The average, however, for most people, tends to be in the mid-200’s for parts and labor at a professional shop on a windshield replacement.

DIY vs. Hiring a Pro

Car window replacement cost can easily influence your decision to do the job yourself; it’s much cheaper! As we mentioned earlier, however, it’s important to factor in the time involved (most experienced DIY’ers know to give themselves a lot more time than estimated!) and your level of expertise.

For example, if you never work on cars, a windshield replacement or passenger window replacement probably isn’t the place to start. However, if you have a small chip, a DIY windshield repair kit might be a great option for you and help you prolong the life of your window without a significant monetary outlay.

Most windshield repair kits, however, are only effective on very small cracks.

Replacing the Windshield

To help you better understand what replacing a windshield might entail for you, we thought we’d break it down:

First, you’ll need to remove the old, broken windshield. This job will involve two people, as you’ll need an extra set of hands to help you lift out the window. Before it’s ready for that, however, you’ll need to use a razor or cold knife to cut the window away from the pinch-weld, which is where the metal components of the window frame are welded together.

Once you’ve done this (being careful to remove and not damage the plastic moldings around the glass), you’ll need your partner’s assistance to carefully lift the glass away. He or she should be inside the vehicle apply gentle pressure outwards, while you should be lifting as the glass becomes available to grasp.
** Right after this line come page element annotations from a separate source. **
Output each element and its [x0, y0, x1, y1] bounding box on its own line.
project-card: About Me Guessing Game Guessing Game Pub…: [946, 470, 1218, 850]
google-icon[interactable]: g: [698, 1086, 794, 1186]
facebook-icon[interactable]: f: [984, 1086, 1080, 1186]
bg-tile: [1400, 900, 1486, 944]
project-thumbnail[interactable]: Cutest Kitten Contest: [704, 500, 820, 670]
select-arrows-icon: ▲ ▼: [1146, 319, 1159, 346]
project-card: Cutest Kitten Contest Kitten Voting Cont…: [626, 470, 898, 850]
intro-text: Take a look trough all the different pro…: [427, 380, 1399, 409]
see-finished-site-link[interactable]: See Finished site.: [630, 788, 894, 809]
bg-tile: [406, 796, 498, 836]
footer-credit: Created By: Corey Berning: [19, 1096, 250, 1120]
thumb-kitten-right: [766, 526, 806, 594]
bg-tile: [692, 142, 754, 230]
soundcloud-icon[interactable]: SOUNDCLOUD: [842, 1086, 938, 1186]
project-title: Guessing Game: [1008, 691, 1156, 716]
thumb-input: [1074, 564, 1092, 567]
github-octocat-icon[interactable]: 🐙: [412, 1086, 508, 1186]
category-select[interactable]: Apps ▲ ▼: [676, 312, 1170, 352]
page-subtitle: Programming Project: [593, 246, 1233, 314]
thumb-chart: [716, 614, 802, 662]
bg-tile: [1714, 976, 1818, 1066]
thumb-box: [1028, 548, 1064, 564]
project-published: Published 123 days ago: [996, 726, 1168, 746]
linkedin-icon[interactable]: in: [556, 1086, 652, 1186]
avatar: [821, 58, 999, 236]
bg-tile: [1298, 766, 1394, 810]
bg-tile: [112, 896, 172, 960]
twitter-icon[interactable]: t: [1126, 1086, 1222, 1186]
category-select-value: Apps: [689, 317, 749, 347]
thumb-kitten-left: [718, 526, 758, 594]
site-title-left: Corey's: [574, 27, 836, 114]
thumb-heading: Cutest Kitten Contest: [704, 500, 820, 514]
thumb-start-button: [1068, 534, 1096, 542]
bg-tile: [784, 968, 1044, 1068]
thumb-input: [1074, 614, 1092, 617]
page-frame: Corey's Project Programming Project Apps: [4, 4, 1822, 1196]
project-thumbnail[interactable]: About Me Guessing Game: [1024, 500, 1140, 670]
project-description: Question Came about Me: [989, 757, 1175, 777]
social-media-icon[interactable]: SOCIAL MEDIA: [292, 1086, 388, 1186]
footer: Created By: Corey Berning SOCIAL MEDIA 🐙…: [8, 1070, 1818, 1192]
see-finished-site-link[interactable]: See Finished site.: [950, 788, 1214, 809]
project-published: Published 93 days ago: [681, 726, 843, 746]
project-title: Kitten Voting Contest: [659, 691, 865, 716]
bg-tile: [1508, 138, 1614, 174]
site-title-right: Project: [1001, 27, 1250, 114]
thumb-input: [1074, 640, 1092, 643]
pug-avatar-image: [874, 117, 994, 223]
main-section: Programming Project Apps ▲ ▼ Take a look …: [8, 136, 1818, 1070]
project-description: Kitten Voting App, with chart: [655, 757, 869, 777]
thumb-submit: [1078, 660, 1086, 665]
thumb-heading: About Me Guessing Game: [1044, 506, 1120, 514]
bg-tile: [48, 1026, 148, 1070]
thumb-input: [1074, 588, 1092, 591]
Next, you’ll need to thoroughly clean the frame of all dirt and debris. You should also make sure to trim excess urethane (urethane acts as the glue that attaches and seals the window to your car) to approximately 3mm thick.

Your next steps will involve applications of primer and urethane, but before you do that, you’ll need to tape off the edge of the frame that you don’t want to prime. Don’t forget to protect the inside of your car with a drop cloth or plastic–you don’t want any primer dripping onto your seat or dash!

Now you’re ready to apply a coat of primer and then (once the primer dries) use an electric caulking gun to apply a new coat of urethane to the existing urethane. The reason we recommend an electric caulking gun is because a manual gun makes an even, consistent application very difficult to achieve!

Finally, it’s time to install the windshield. Carefully align and rest it on top of the urethane and then follow the urethane manufacturer’s directions carefully regarding dry time. Do not use your vehicle until that top is up!

The Final Verdict

As you can see, deciding whether to replace car windows or repair them can be involved. Our recommendation, however, is to leave the actual installation to a pro–for a couple of hundred dollars, you can’t go wrong!

Finding somebody to help is also fairly straightforward; just type in “car window replacement near me” in your online search engine! For small chips, however, a DIY repair kit might be a great option. Either way, being proactive about repairs and replacements will save you money in the long run–and could keep you safer on the road.